All popular instant messengers vulnerable, and this applies to both versions for Android and for iOS. To such conclusion experts of the company Solar Security, which conducted the study, writes “Kommersant”.
With the help of technology auto binary analysis, Solar Security code checked out nine of the most popular instant messengers: Telegram, WhatsApp, Viber, Facebook Messenger, Signal, Slack, Skype, WeChat and QQ International. As a result of check it was found that critical vulnerabilities not only contains the Signal messenger for Android. However, its code still contains the six errors of the average level and seven low.
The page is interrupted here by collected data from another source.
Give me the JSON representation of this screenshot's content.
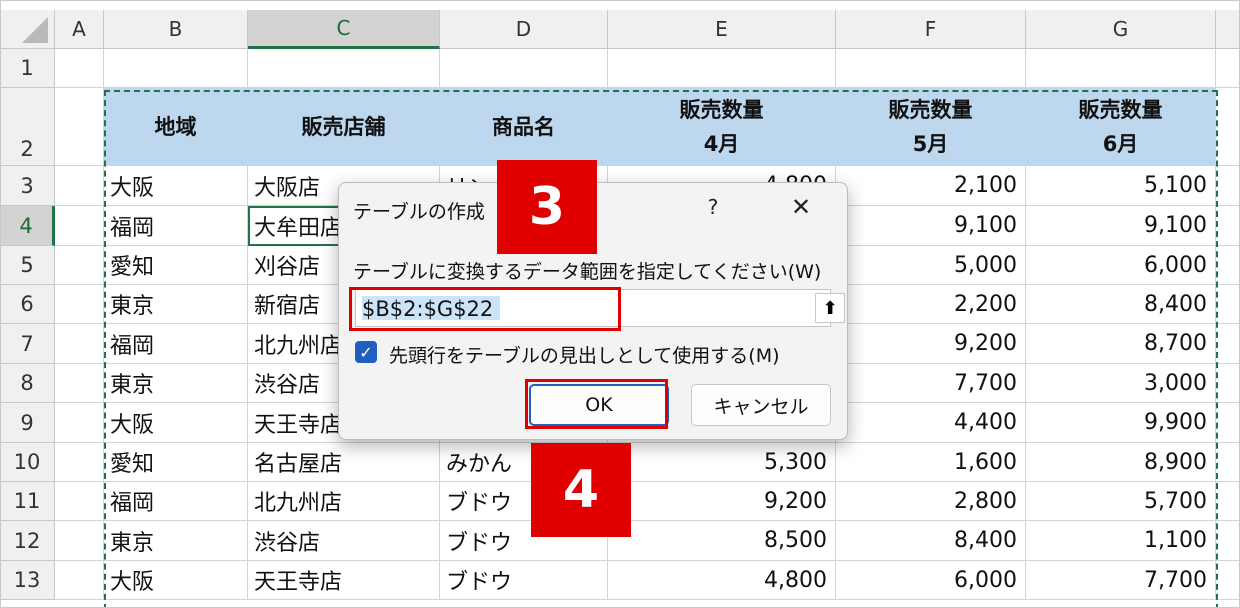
{
  "columns": [
    "A",
    "B",
    "C",
    "D",
    "E",
    "F",
    "G"
  ],
  "rows": [
    "1",
    "2",
    "3",
    "4",
    "5",
    "6",
    "7",
    "8",
    "9",
    "10",
    "11",
    "12",
    "13"
  ],
  "header_row": {
    "region": "地域",
    "store": "販売店舗",
    "product": "商品名",
    "apr": [
      "販売数量",
      "4月"
    ],
    "may": [
      "販売数量",
      "5月"
    ],
    "jun": [
      "販売数量",
      "6月"
    ]
  },
  "data_rows": [
    [
      "大阪",
      "大阪店",
      "リン",
      "4,800",
      "2,100",
      "5,100"
    ],
    [
      "福岡",
      "大牟田店",
      "",
      "",
      "9,100",
      "9,100"
    ],
    [
      "愛知",
      "刈谷店",
      "",
      "",
      "5,000",
      "6,000"
    ],
    [
      "東京",
      "新宿店",
      "",
      "",
      "2,200",
      "8,400"
    ],
    [
      "福岡",
      "北九州店",
      "",
      "",
      "9,200",
      "8,700"
    ],
    [
      "東京",
      "渋谷店",
      "",
      "",
      "7,700",
      "3,000"
    ],
    [
      "大阪",
      "天王寺店",
      "",
      "",
      "4,400",
      "9,900"
    ],
    [
      "愛知",
      "名古屋店",
      "みかん",
      "5,300",
      "1,600",
      "8,900"
    ],
    [
      "福岡",
      "北九州店",
      "ブドウ",
      "9,200",
      "2,800",
      "5,700"
    ],
    [
      "東京",
      "渋谷店",
      "ブドウ",
      "8,500",
      "8,400",
      "1,100"
    ],
    [
      "大阪",
      "天王寺店",
      "ブドウ",
      "4,800",
      "6,000",
      "7,700"
    ]
  ],
  "dialog": {
    "title": "テーブルの作成",
    "help": "?",
    "close": "✕",
    "prompt": "テーブルに変換するデータ範囲を指定してください(W)",
    "range_value": "$B$2:$G$22",
    "collapse_glyph": "⬆",
    "checkbox_label": "先頭行をテーブルの見出しとして使用する(M)",
    "checkbox_checked": true,
    "ok": "OK",
    "cancel": "キャンセル"
  },
  "badges": {
    "step3": "3",
    "step4": "4"
  },
  "colors": {
    "header_fill": "#bdd7ee",
    "accent": "#217346",
    "highlight": "#e00000"
  }
}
In the code of Facebook Messenger and Slack there are four critical errors, while others have more.
The most common critical vulnerabilities of instant messaging apps on Android include weak algorithms for encryption and hashing, insecure implementation of SSL, use of blank passwords. These errors increase the risk of interception of usernames and passwords stored on the device.
the iOS version of the messengers are more vulnerable than clients for Android. So, in Facebook Messenger for iOS the company’s specialists Solar Security found 12 critical vulnerability in Viber 15, Skype 17. Most errors were discovered in the Chinese instant messenger QQ International and WeChat. According to the specialists, the fact that iOS versions of applications contains more errors, most likely due to the fact that Android developers “more attentive to the level of protection” as “itself is less safe.”
Themselves messengers information about security issues is not confirmed, noting that all the products are regularly tested.